После того, на что почти без сомнений указывает помятая постель и исходящий от нее аромат. Растроганный до слез, я снова лег на кровать, окунув лицо в сладостный запах, и едва я закрыл глаза, как вновь поднялся туман, чехарда образов, луна и вода, земля и…
…огонь. Даже огонь был мне приятен.
Боже!
Я снова поднялся с кровати и медленно подошел к окну. Прикоснулся к нему. Как необычно было стекло… Как дивно было глядеть сквозь него…
Разумеется, произошло что-то еще.
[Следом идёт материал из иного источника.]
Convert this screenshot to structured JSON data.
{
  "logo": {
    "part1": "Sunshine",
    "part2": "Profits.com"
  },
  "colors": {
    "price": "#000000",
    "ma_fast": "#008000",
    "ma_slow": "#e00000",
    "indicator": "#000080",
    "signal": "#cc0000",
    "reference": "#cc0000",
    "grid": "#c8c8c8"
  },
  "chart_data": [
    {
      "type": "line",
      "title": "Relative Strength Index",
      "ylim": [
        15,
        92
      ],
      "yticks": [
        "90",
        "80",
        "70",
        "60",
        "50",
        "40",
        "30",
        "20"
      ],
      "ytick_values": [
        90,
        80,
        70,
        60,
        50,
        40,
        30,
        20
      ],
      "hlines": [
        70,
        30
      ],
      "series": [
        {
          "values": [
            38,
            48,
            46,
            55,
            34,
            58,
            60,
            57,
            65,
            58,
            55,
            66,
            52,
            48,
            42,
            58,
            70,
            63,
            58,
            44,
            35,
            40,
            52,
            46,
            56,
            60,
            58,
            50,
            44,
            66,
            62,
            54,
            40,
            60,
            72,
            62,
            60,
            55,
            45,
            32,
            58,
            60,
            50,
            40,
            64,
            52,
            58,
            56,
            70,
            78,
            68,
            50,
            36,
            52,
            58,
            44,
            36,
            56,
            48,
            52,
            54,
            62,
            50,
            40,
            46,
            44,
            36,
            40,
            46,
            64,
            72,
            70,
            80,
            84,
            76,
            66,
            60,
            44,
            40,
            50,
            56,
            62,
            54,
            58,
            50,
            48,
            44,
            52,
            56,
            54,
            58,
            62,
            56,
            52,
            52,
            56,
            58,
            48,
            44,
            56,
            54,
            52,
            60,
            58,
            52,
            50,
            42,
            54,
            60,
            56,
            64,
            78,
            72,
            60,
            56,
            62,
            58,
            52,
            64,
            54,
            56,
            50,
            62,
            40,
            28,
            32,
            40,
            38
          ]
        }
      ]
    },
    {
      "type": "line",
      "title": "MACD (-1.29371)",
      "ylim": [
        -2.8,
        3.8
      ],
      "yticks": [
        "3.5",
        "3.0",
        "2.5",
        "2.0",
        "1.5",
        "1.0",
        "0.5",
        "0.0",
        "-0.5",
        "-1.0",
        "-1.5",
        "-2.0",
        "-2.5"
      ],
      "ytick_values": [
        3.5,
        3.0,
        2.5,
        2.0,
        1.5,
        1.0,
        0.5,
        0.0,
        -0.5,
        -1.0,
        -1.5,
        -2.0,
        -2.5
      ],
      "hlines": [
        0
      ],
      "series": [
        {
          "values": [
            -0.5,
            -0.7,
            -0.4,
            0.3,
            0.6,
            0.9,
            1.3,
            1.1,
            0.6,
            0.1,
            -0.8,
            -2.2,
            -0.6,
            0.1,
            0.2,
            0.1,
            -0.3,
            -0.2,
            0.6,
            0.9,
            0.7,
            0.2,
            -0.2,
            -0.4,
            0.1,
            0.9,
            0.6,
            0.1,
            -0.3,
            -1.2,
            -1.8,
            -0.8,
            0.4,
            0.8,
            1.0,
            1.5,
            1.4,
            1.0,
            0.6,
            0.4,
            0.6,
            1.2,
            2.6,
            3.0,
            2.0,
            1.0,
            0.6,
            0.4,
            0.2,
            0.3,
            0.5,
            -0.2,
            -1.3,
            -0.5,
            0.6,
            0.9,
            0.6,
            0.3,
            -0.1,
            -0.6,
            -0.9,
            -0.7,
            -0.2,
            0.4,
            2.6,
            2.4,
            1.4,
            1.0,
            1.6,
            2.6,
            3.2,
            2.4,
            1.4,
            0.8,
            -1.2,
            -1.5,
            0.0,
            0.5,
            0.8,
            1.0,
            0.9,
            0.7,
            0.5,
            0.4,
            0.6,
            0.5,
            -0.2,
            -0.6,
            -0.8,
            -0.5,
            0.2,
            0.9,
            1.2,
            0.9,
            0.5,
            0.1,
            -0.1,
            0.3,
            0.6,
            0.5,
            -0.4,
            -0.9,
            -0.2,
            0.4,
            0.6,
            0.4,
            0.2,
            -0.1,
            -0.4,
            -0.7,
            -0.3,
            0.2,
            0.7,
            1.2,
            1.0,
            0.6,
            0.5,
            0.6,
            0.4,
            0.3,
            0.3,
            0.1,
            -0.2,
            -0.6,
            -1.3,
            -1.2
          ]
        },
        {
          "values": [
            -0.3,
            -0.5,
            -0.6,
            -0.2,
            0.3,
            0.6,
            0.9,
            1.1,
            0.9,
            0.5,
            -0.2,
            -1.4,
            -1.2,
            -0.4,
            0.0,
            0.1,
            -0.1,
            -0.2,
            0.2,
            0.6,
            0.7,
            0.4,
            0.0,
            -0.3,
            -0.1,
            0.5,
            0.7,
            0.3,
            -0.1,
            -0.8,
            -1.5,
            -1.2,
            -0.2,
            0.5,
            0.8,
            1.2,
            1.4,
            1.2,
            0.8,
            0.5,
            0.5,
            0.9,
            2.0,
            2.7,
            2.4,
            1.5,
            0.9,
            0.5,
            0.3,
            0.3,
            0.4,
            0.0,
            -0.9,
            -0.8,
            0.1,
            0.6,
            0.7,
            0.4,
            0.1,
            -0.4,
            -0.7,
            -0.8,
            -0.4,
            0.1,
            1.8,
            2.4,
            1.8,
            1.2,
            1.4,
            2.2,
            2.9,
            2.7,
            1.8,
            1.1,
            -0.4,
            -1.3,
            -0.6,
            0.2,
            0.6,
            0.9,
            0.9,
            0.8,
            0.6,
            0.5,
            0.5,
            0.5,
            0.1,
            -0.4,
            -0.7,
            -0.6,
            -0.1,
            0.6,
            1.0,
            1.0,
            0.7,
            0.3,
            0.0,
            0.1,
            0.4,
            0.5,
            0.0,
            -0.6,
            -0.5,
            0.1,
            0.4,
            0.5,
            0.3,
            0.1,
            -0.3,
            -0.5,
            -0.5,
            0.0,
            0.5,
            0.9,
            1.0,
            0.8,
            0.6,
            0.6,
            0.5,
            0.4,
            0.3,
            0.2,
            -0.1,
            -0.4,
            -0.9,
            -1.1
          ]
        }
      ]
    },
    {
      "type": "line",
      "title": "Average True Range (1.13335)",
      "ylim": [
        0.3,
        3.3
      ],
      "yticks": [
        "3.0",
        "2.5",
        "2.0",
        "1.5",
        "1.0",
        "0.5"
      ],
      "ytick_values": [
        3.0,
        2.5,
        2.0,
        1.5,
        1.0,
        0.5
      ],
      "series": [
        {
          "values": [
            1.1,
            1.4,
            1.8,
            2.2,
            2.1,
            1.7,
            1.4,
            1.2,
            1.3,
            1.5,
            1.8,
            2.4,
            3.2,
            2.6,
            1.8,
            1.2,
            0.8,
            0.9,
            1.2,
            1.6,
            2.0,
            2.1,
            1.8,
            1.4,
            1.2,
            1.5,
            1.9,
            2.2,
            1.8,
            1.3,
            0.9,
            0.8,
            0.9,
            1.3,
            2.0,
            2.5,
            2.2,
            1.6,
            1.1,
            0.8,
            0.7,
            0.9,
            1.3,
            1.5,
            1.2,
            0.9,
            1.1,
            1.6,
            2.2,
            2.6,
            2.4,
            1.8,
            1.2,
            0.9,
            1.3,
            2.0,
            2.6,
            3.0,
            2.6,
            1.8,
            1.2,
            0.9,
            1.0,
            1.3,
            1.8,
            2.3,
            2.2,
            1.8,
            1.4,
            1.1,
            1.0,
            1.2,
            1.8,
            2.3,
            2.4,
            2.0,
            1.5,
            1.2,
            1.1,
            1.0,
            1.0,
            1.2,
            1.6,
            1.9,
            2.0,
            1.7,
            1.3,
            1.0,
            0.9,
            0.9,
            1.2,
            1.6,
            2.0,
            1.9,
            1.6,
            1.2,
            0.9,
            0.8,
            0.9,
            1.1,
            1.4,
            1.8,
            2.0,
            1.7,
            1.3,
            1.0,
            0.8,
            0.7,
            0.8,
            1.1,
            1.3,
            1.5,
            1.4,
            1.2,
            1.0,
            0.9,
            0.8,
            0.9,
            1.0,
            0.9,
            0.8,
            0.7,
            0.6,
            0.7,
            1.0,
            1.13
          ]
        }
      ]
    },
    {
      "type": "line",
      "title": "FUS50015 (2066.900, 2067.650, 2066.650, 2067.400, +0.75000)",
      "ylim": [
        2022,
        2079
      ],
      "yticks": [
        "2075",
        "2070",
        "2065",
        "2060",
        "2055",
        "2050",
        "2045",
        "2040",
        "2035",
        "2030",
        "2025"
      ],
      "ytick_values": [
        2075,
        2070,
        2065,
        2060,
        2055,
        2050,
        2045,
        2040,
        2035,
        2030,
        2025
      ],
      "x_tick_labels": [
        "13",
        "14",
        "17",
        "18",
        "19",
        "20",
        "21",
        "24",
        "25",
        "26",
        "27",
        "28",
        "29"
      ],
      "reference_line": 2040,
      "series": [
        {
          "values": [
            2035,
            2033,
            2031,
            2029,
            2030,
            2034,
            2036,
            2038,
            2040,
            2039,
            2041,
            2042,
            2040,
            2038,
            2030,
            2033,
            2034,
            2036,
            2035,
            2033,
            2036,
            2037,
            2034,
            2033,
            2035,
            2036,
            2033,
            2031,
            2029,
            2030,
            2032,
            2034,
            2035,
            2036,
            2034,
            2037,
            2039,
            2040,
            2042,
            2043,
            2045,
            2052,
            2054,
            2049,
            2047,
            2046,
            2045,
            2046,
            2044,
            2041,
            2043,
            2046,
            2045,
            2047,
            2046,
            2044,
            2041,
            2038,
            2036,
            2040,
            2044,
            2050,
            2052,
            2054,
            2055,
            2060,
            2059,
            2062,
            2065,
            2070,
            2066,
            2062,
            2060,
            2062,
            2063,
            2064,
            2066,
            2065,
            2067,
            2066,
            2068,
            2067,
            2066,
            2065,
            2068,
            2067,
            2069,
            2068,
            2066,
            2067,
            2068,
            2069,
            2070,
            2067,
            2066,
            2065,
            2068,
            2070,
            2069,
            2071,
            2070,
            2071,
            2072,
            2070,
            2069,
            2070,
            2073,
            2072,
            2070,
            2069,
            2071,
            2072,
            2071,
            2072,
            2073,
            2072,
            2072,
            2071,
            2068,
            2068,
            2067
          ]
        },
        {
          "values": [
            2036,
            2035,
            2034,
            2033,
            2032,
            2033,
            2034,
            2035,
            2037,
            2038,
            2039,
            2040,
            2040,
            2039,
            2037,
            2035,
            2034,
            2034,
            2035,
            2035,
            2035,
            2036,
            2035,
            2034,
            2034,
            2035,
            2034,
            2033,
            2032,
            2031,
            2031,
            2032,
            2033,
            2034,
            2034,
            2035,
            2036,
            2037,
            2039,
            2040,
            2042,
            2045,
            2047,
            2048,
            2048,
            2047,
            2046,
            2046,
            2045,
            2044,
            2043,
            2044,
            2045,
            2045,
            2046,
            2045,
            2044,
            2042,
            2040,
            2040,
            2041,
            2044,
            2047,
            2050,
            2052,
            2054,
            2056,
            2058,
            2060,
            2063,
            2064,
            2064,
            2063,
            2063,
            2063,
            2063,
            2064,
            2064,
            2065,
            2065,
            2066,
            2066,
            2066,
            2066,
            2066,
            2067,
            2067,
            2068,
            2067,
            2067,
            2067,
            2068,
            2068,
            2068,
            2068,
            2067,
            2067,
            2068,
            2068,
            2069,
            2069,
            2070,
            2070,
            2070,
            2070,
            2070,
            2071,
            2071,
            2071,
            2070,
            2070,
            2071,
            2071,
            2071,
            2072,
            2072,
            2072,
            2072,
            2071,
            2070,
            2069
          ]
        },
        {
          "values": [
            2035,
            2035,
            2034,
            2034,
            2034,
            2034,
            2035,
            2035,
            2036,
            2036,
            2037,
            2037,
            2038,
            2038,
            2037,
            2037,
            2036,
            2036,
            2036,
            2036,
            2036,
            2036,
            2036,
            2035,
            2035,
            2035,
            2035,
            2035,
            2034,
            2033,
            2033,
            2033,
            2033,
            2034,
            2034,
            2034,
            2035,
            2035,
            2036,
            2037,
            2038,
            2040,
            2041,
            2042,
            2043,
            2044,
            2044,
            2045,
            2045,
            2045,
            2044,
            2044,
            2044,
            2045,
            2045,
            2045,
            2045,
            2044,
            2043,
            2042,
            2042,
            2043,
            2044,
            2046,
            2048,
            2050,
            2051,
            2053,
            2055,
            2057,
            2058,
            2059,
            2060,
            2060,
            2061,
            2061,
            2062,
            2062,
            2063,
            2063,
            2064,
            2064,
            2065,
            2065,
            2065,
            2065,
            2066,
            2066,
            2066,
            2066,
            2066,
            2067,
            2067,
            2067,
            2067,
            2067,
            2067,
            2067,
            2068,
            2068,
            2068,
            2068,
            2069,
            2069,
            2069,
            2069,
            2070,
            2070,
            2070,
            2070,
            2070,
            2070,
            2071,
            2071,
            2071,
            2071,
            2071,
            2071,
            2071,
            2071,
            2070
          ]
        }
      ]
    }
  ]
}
Нечто более существенное, нежели действие порошка, — пусть даже благодаря снадобью для меня отворилась дверь во внешний мир. Но, если разобраться, все случилось так, как случилось, только благодаря Нел, и ее участие имело название. Для него было придумано слово.
Нижние квадраты окна, выкрашенные в оранжевый, красный и голубой цвет, отражались яркими красками в лужице на подоконнике; я залюбовался ее красотой и, должно быть, простоял так несколько минут…
Ах да, слово.
Оно всегда было с нами, превратно истолкованное, вечно гонимое. Церковники наделили его дьявольским смыслом — те самые святоши, что проповедовали нам открытость к высшим влияниям.
Мокрые крыши за окном зардели красным сиянием. Я поднял глаза к первым лучам восходящего солнца, накатившим на ветхие бастионы ночных облаков. Дрожь бежала по всему телу. И я произнес это слово, прошептал его медному пламени новорожденного дня.
Магия.
Потом я встал на колени и начал молитву.
— С вами все хорошо, доктор Джон? Вид у вас…
Ковдрей, в суконном переднике, с грубой седой щетиной на лице и тревогой в глазах, стоял у подножья лестницы.
— Все хорошо, благодарю вас, — ответил я.
Я словно первый раз в жизни услышал собственный голос. Тонкий, незрелый, мальчишеский голос.
— Кажись, все плохо спали прошлую ночь, — заметил Ковдрей. — Вроде как самая жуткая буря за целую зиму.
Мне хотелось бы возразить ему, сказать, что это лучшая буря из бурь. Но что-то удержало меня. Спускаясь по ступеням, я по-прежнему ощущал себя так, будто мое тело парит, словно световой луч, но хорошо понимал, что должен покончить с благостным волшебством своих чувств, прежде чем они перейдут в безумство.
— Вы видели Нел Борроу?
Ее имя отныне было для меня свято. Теперь оно звучало словно воззвание к ангелу.
— Нет. — Выражение лица Ковдрея стало пустым. — Вчера не видел весь день.
Конечно же, он видел ее, даже предложил комнату на чердаке, однако осторожность Нел заслуживала похвалы, и я прекратил расспросы. Она все равно потихоньку ушла бы еще до рассвета, чтобы никому не доставить хлопот. Именно это она и сделала: потихоньку ушла.